Un'altra mossa sbagliata
fu il ballo mascherato al Circolo Cittadino.
Tutti i bambini bene andavano a questo ballo, per cui sembrò doveroso,
per la mamma e per Ota, portare anche la piccola Lola.
Si introdusse anche la Maestra, che per l'occasione rimpannucciò un suo
nipotino, di nome Pietro, con una mantella bianca, un elmo di latta e una spadina:
doveva essere Orlando, o qualche altro eroe gentile. Per Lola invece fu preso
in fitto un vestitino verde da cinesina, con cappellotto di paglia e pettorina
nera con sopra ricamati tre ideogrammi cinesi.
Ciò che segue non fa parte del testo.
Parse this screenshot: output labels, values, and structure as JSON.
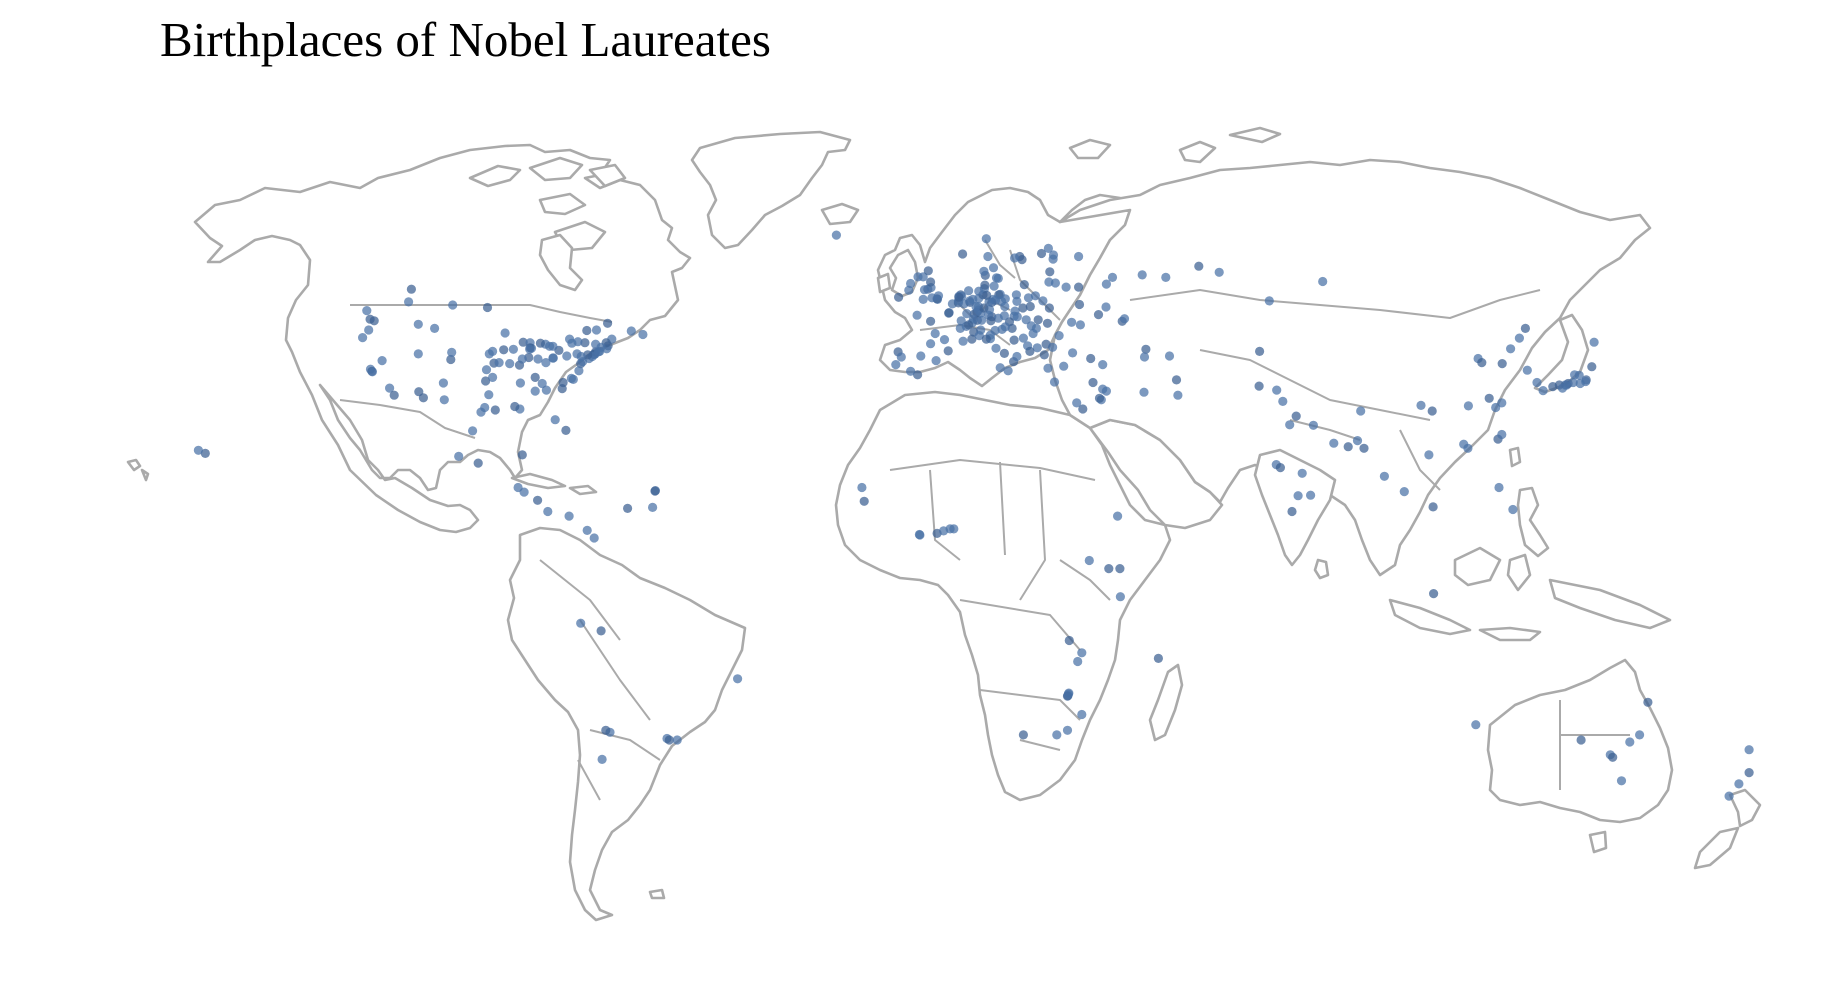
{
  "title": "Birthplaces of Nobel Laureates",
  "colors": {
    "dot": "#4a72a6",
    "dot_dark": "#3b5f92",
    "land_stroke": "#aaaaaa",
    "land_fill": "#ffffff"
  },
  "chart_data": {
    "type": "scatter",
    "title": "Birthplaces of Nobel Laureates",
    "projection": "equirectangular world map",
    "point_unit": "longitude, latitude (degrees)",
    "points": [
      [
        -122.4,
        47.6
      ],
      [
        -123.1,
        49.3
      ],
      [
        -122.7,
        45.5
      ],
      [
        -121.5,
        47.3
      ],
      [
        -124.0,
        44.0
      ],
      [
        -122.3,
        37.8
      ],
      [
        -122.0,
        37.4
      ],
      [
        -121.9,
        37.3
      ],
      [
        -118.2,
        34.1
      ],
      [
        -117.2,
        32.7
      ],
      [
        -119.8,
        39.5
      ],
      [
        -112.0,
        40.8
      ],
      [
        -111.9,
        33.4
      ],
      [
        -112.0,
        46.6
      ],
      [
        -106.6,
        35.1
      ],
      [
        -105.0,
        39.7
      ],
      [
        -108.5,
        45.8
      ],
      [
        -104.8,
        41.1
      ],
      [
        -110.9,
        32.2
      ],
      [
        -106.4,
        31.8
      ],
      [
        -97.7,
        30.3
      ],
      [
        -95.4,
        29.8
      ],
      [
        -96.8,
        32.8
      ],
      [
        -98.5,
        29.4
      ],
      [
        -97.5,
        35.5
      ],
      [
        -96.0,
        36.2
      ],
      [
        -97.3,
        37.7
      ],
      [
        -95.7,
        39.0
      ],
      [
        -96.7,
        40.8
      ],
      [
        -96.0,
        41.3
      ],
      [
        -93.6,
        41.6
      ],
      [
        -93.3,
        44.9
      ],
      [
        -94.6,
        39.1
      ],
      [
        -90.2,
        38.6
      ],
      [
        -92.3,
        38.9
      ],
      [
        -91.5,
        41.7
      ],
      [
        -89.4,
        43.1
      ],
      [
        -87.9,
        43.0
      ],
      [
        -87.6,
        41.9
      ],
      [
        -88.2,
        40.1
      ],
      [
        -89.6,
        39.8
      ],
      [
        -86.2,
        39.8
      ],
      [
        -86.8,
        36.2
      ],
      [
        -84.5,
        39.1
      ],
      [
        -83.0,
        40.0
      ],
      [
        -81.7,
        41.5
      ],
      [
        -83.0,
        42.3
      ],
      [
        -84.6,
        42.7
      ],
      [
        -85.7,
        42.9
      ],
      [
        -83.7,
        42.3
      ],
      [
        -80.0,
        40.4
      ],
      [
        -77.0,
        38.9
      ],
      [
        -76.6,
        39.3
      ],
      [
        -75.2,
        39.9
      ],
      [
        -74.0,
        40.7
      ],
      [
        -73.9,
        40.8
      ],
      [
        -74.2,
        40.7
      ],
      [
        -73.8,
        41.2
      ],
      [
        -73.2,
        41.2
      ],
      [
        -72.9,
        41.3
      ],
      [
        -71.1,
        42.4
      ],
      [
        -71.4,
        41.8
      ],
      [
        -70.3,
        43.7
      ],
      [
        -71.5,
        43.0
      ],
      [
        -72.6,
        42.1
      ],
      [
        -73.8,
        42.7
      ],
      [
        -76.1,
        43.0
      ],
      [
        -77.6,
        43.2
      ],
      [
        -78.9,
        42.9
      ],
      [
        -75.7,
        45.4
      ],
      [
        -73.6,
        45.5
      ],
      [
        -79.4,
        43.7
      ],
      [
        -71.2,
        46.8
      ],
      [
        -63.6,
        44.6
      ],
      [
        -66.1,
        45.3
      ],
      [
        -80.2,
        25.8
      ],
      [
        -82.5,
        27.9
      ],
      [
        -84.4,
        33.7
      ],
      [
        -81.0,
        34.0
      ],
      [
        -78.6,
        35.8
      ],
      [
        -79.0,
        36.0
      ],
      [
        -80.8,
        35.2
      ],
      [
        -77.4,
        37.5
      ],
      [
        -90.1,
        30.0
      ],
      [
        -91.2,
        30.5
      ],
      [
        -86.8,
        33.5
      ],
      [
        -90.0,
        35.1
      ],
      [
        -97.1,
        49.9
      ],
      [
        -104.6,
        50.4
      ],
      [
        -114.1,
        51.0
      ],
      [
        -113.5,
        53.5
      ],
      [
        -82.9,
        40.0
      ],
      [
        -85.3,
        35.0
      ],
      [
        -87.9,
        42.0
      ],
      [
        -88.0,
        41.7
      ],
      [
        -74.5,
        40.3
      ],
      [
        -75.5,
        40.6
      ],
      [
        -76.9,
        40.3
      ],
      [
        -77.8,
        40.8
      ],
      [
        -99.1,
        19.4
      ],
      [
        -103.3,
        20.7
      ],
      [
        -100.3,
        25.7
      ],
      [
        -89.6,
        21.0
      ],
      [
        -90.5,
        14.6
      ],
      [
        -89.2,
        13.7
      ],
      [
        -86.3,
        12.1
      ],
      [
        -84.1,
        9.9
      ],
      [
        -79.5,
        9.0
      ],
      [
        -66.9,
        10.5
      ],
      [
        -61.5,
        10.7
      ],
      [
        -60.9,
        14.0
      ],
      [
        -61.0,
        13.9
      ],
      [
        -74.1,
        4.7
      ],
      [
        -75.6,
        6.2
      ],
      [
        -72.6,
        -13.5
      ],
      [
        -77.0,
        -12.0
      ],
      [
        -70.7,
        -33.4
      ],
      [
        -71.6,
        -33.0
      ],
      [
        -72.4,
        -38.7
      ],
      [
        -58.4,
        -34.6
      ],
      [
        -57.9,
        -34.9
      ],
      [
        -56.2,
        -34.9
      ],
      [
        -43.2,
        -22.9
      ],
      [
        -157.9,
        21.3
      ],
      [
        -159.4,
        21.9
      ],
      [
        -9.1,
        38.7
      ],
      [
        -8.6,
        41.2
      ],
      [
        -7.9,
        40.2
      ],
      [
        -3.7,
        40.4
      ],
      [
        -4.4,
        36.7
      ],
      [
        -5.9,
        37.4
      ],
      [
        -0.4,
        39.5
      ],
      [
        2.2,
        41.4
      ],
      [
        -1.6,
        42.8
      ],
      [
        -0.1,
        51.5
      ],
      [
        -0.2,
        51.6
      ],
      [
        -1.3,
        51.8
      ],
      [
        0.1,
        52.2
      ],
      [
        -2.2,
        53.5
      ],
      [
        -2.9,
        53.4
      ],
      [
        -1.5,
        53.8
      ],
      [
        -1.6,
        54.9
      ],
      [
        -3.2,
        55.9
      ],
      [
        -4.3,
        55.9
      ],
      [
        -2.1,
        57.1
      ],
      [
        -3.2,
        51.5
      ],
      [
        -6.3,
        53.3
      ],
      [
        -8.5,
        51.9
      ],
      [
        -5.9,
        54.6
      ],
      [
        2.4,
        48.9
      ],
      [
        2.3,
        48.8
      ],
      [
        4.8,
        45.8
      ],
      [
        5.4,
        43.3
      ],
      [
        7.3,
        43.7
      ],
      [
        1.4,
        43.6
      ],
      [
        -0.6,
        44.8
      ],
      [
        -1.6,
        47.2
      ],
      [
        -4.5,
        48.4
      ],
      [
        3.1,
        50.6
      ],
      [
        7.8,
        48.6
      ],
      [
        6.2,
        48.7
      ],
      [
        5.0,
        47.3
      ],
      [
        4.4,
        50.8
      ],
      [
        4.4,
        51.2
      ],
      [
        5.6,
        50.6
      ],
      [
        4.9,
        52.4
      ],
      [
        4.5,
        52.1
      ],
      [
        5.1,
        52.1
      ],
      [
        4.5,
        51.9
      ],
      [
        6.6,
        53.2
      ],
      [
        8.7,
        50.1
      ],
      [
        6.9,
        50.9
      ],
      [
        6.8,
        51.2
      ],
      [
        7.5,
        51.5
      ],
      [
        8.4,
        49.0
      ],
      [
        8.7,
        49.4
      ],
      [
        9.2,
        48.8
      ],
      [
        11.6,
        48.1
      ],
      [
        10.9,
        48.4
      ],
      [
        11.1,
        49.5
      ],
      [
        9.9,
        49.8
      ],
      [
        8.2,
        50.1
      ],
      [
        8.8,
        51.7
      ],
      [
        9.7,
        52.4
      ],
      [
        10.0,
        53.6
      ],
      [
        8.8,
        53.1
      ],
      [
        10.1,
        54.3
      ],
      [
        12.1,
        54.1
      ],
      [
        13.4,
        52.5
      ],
      [
        13.1,
        52.4
      ],
      [
        12.4,
        51.3
      ],
      [
        13.7,
        51.1
      ],
      [
        11.6,
        50.9
      ],
      [
        11.0,
        51.0
      ],
      [
        11.9,
        51.5
      ],
      [
        10.5,
        52.3
      ],
      [
        14.5,
        51.6
      ],
      [
        7.4,
        46.9
      ],
      [
        8.5,
        47.4
      ],
      [
        7.6,
        47.6
      ],
      [
        6.1,
        46.2
      ],
      [
        6.6,
        46.5
      ],
      [
        9.4,
        47.4
      ],
      [
        16.4,
        48.2
      ],
      [
        15.4,
        47.1
      ],
      [
        14.3,
        48.3
      ],
      [
        13.0,
        47.8
      ],
      [
        11.4,
        47.3
      ],
      [
        14.4,
        50.1
      ],
      [
        16.6,
        49.2
      ],
      [
        18.3,
        49.8
      ],
      [
        17.1,
        48.1
      ],
      [
        19.0,
        47.5
      ],
      [
        21.6,
        47.5
      ],
      [
        20.1,
        46.3
      ],
      [
        21.0,
        52.2
      ],
      [
        19.9,
        50.1
      ],
      [
        17.0,
        51.1
      ],
      [
        16.9,
        52.4
      ],
      [
        18.6,
        54.4
      ],
      [
        19.5,
        51.8
      ],
      [
        22.6,
        51.2
      ],
      [
        24.0,
        49.8
      ],
      [
        25.3,
        54.7
      ],
      [
        23.9,
        54.9
      ],
      [
        24.1,
        56.9
      ],
      [
        24.8,
        59.4
      ],
      [
        27.6,
        53.9
      ],
      [
        30.5,
        50.5
      ],
      [
        30.7,
        46.5
      ],
      [
        36.2,
        50.0
      ],
      [
        34.6,
        48.5
      ],
      [
        28.8,
        47.0
      ],
      [
        26.1,
        44.4
      ],
      [
        23.6,
        46.8
      ],
      [
        21.2,
        45.8
      ],
      [
        20.5,
        44.8
      ],
      [
        23.3,
        42.7
      ],
      [
        24.7,
        42.1
      ],
      [
        18.4,
        43.9
      ],
      [
        15.98,
        45.8
      ],
      [
        14.5,
        46.1
      ],
      [
        13.8,
        45.6
      ],
      [
        16.4,
        43.5
      ],
      [
        19.3,
        42.4
      ],
      [
        21.4,
        42.0
      ],
      [
        19.8,
        41.3
      ],
      [
        12.5,
        41.9
      ],
      [
        9.2,
        45.5
      ],
      [
        7.7,
        45.1
      ],
      [
        11.3,
        43.8
      ],
      [
        11.3,
        44.5
      ],
      [
        14.3,
        40.9
      ],
      [
        12.3,
        45.4
      ],
      [
        8.9,
        44.4
      ],
      [
        10.4,
        43.7
      ],
      [
        13.4,
        38.1
      ],
      [
        15.1,
        37.5
      ],
      [
        16.3,
        39.3
      ],
      [
        17.0,
        40.3
      ],
      [
        23.7,
        38.0
      ],
      [
        22.9,
        40.6
      ],
      [
        25.1,
        35.3
      ],
      [
        29.0,
        41.0
      ],
      [
        32.9,
        39.9
      ],
      [
        27.1,
        38.4
      ],
      [
        35.5,
        38.7
      ],
      [
        33.4,
        35.2
      ],
      [
        37.6,
        55.8
      ],
      [
        30.3,
        59.9
      ],
      [
        39.7,
        47.2
      ],
      [
        44.0,
        56.3
      ],
      [
        49.1,
        55.8
      ],
      [
        30.3,
        53.9
      ],
      [
        40.2,
        47.7
      ],
      [
        36.3,
        54.5
      ],
      [
        44.8,
        41.7
      ],
      [
        44.5,
        40.2
      ],
      [
        49.9,
        40.4
      ],
      [
        18.1,
        59.3
      ],
      [
        11.97,
        57.7
      ],
      [
        13.0,
        55.6
      ],
      [
        17.6,
        59.9
      ],
      [
        16.5,
        59.6
      ],
      [
        10.75,
        59.9
      ],
      [
        5.3,
        60.4
      ],
      [
        10.4,
        63.4
      ],
      [
        24.9,
        60.2
      ],
      [
        22.3,
        60.5
      ],
      [
        23.8,
        61.5
      ],
      [
        12.6,
        55.7
      ],
      [
        10.2,
        56.2
      ],
      [
        9.9,
        57.0
      ],
      [
        -21.9,
        64.1
      ],
      [
        56.2,
        58.0
      ],
      [
        60.6,
        56.8
      ],
      [
        82.9,
        55.0
      ],
      [
        69.3,
        41.3
      ],
      [
        71.4,
        51.2
      ],
      [
        35.2,
        31.8
      ],
      [
        34.8,
        32.1
      ],
      [
        35.5,
        33.9
      ],
      [
        36.3,
        33.5
      ],
      [
        31.2,
        30.0
      ],
      [
        29.9,
        31.2
      ],
      [
        44.4,
        33.3
      ],
      [
        51.4,
        35.7
      ],
      [
        51.7,
        32.7
      ],
      [
        38.7,
        9.0
      ],
      [
        36.8,
        -1.3
      ],
      [
        32.6,
        0.3
      ],
      [
        39.3,
        -6.8
      ],
      [
        39.2,
        -1.3
      ],
      [
        -3.9,
        5.3
      ],
      [
        -4.0,
        5.4
      ],
      [
        -0.2,
        5.6
      ],
      [
        1.2,
        6.1
      ],
      [
        3.4,
        6.5
      ],
      [
        -15.9,
        11.9
      ],
      [
        -16.4,
        14.6
      ],
      [
        2.6,
        6.5
      ],
      [
        47.5,
        -18.9
      ],
      [
        28.0,
        -26.2
      ],
      [
        28.2,
        -25.7
      ],
      [
        27.9,
        -26.3
      ],
      [
        28.1,
        -25.9
      ],
      [
        31.0,
        -29.9
      ],
      [
        18.4,
        -33.9
      ],
      [
        27.9,
        -33.0
      ],
      [
        25.6,
        -33.9
      ],
      [
        28.3,
        -15.4
      ],
      [
        31.0,
        -17.8
      ],
      [
        30.1,
        -19.5
      ],
      [
        69.2,
        34.5
      ],
      [
        74.3,
        31.5
      ],
      [
        73.0,
        33.7
      ],
      [
        77.2,
        28.6
      ],
      [
        75.8,
        26.9
      ],
      [
        80.9,
        26.8
      ],
      [
        88.4,
        22.6
      ],
      [
        85.3,
        23.3
      ],
      [
        72.9,
        19.1
      ],
      [
        73.8,
        18.5
      ],
      [
        78.5,
        17.4
      ],
      [
        80.3,
        13.1
      ],
      [
        76.3,
        9.9
      ],
      [
        77.6,
        13.0
      ],
      [
        90.4,
        23.8
      ],
      [
        91.8,
        22.3
      ],
      [
        96.2,
        16.8
      ],
      [
        100.5,
        13.8
      ],
      [
        106.7,
        10.8
      ],
      [
        105.8,
        21.0
      ],
      [
        116.4,
        39.9
      ],
      [
        117.2,
        39.1
      ],
      [
        121.5,
        31.2
      ],
      [
        120.2,
        30.3
      ],
      [
        118.8,
        32.1
      ],
      [
        113.3,
        23.1
      ],
      [
        114.2,
        22.3
      ],
      [
        106.5,
        29.6
      ],
      [
        104.1,
        30.7
      ],
      [
        114.3,
        30.6
      ],
      [
        126.6,
        45.8
      ],
      [
        123.4,
        41.8
      ],
      [
        125.3,
        43.9
      ],
      [
        121.6,
        38.9
      ],
      [
        127.0,
        37.6
      ],
      [
        129.1,
        35.2
      ],
      [
        120.7,
        24.1
      ],
      [
        121.5,
        25.0
      ],
      [
        91.1,
        29.6
      ],
      [
        139.7,
        35.7
      ],
      [
        139.6,
        35.4
      ],
      [
        135.5,
        34.7
      ],
      [
        135.8,
        35.0
      ],
      [
        135.2,
        34.7
      ],
      [
        136.9,
        35.2
      ],
      [
        132.5,
        34.4
      ],
      [
        130.4,
        33.6
      ],
      [
        141.4,
        43.1
      ],
      [
        140.9,
        38.3
      ],
      [
        138.2,
        36.6
      ],
      [
        137.2,
        36.7
      ],
      [
        133.9,
        34.7
      ],
      [
        134.6,
        34.1
      ],
      [
        138.4,
        35.0
      ],
      [
        106.8,
        -6.2
      ],
      [
        120.9,
        14.6
      ],
      [
        123.9,
        10.3
      ],
      [
        153.0,
        -27.5
      ],
      [
        151.2,
        -33.9
      ],
      [
        144.9,
        -37.8
      ],
      [
        138.6,
        -34.9
      ],
      [
        147.3,
        -42.9
      ],
      [
        115.9,
        -31.9
      ],
      [
        145.4,
        -38.3
      ],
      [
        149.1,
        -35.3
      ],
      [
        174.8,
        -36.8
      ],
      [
        174.8,
        -41.3
      ],
      [
        172.6,
        -43.5
      ],
      [
        170.5,
        -45.9
      ]
    ]
  }
}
Ota confezionò per l'occasione un paio di babbucce di velluto nero, e
ci cucì sopra due coccarde di raso verde.
L'arte delle babbucce era una delle grandi virtù di Ota, e una delle
fonti di felicità di Lola.
Ota faceva la babbuccia per intero: incominciava dalla suola, che ricavava da
una specie di materassino fatto con strati sovrapposti di vecchie pezze di lana,
fittamente impunturate; poi, con un panno robusto sagomava la tomaia, che veniva
cucita alla suola e quindi rifinita con un cordoncino.
Se era di buon umore, Ota era capace di fare dei capolavori, perché aggiungeva
alle babbucce punte di diverso colore, ricami, bottoncini, fiocchi.
Lola aveva una serie di babbucce; solo per sé, Ota non ne fece mai: preferiva,
d'estate e d'inverno, gli zoccoli di legno, con i quali correva, scivolava,
e spesso cadeva. Quando la mise cinese fu pronta, Lola venne truccata con gli
occhi lunghi e la bocca rossa, e così conciata fu portata al ballo.
Lì faceva un caldo d'inferno, c'era un polverone di coriandoli e un urlìo
di bambini.
Lola ballò con Pietro, che era di una spanna più basso di lei.
Poi la mascherina più bella fu premiata, ed era una damina coi capelli
incipriati, alta e grossa come una donna. Lola era convinta di essere meglio
di quella gigantesca damina; ma sapeva anche, in partenza, che mai le avrebbero
dato il premio, perché nessuno della sua famiglia era iscritto al Circolo
Cittadino, e questo la faceva soffrire.
Mai i bambini dovrebbero essere esposti a competizioni perdute in partenza.
E neanche a competizioni vinte in partenza.
Non dovrebbero essere esposti a nessuna competizione. Ma i genitori troppo spesso
dimenticano di essere stati bambini.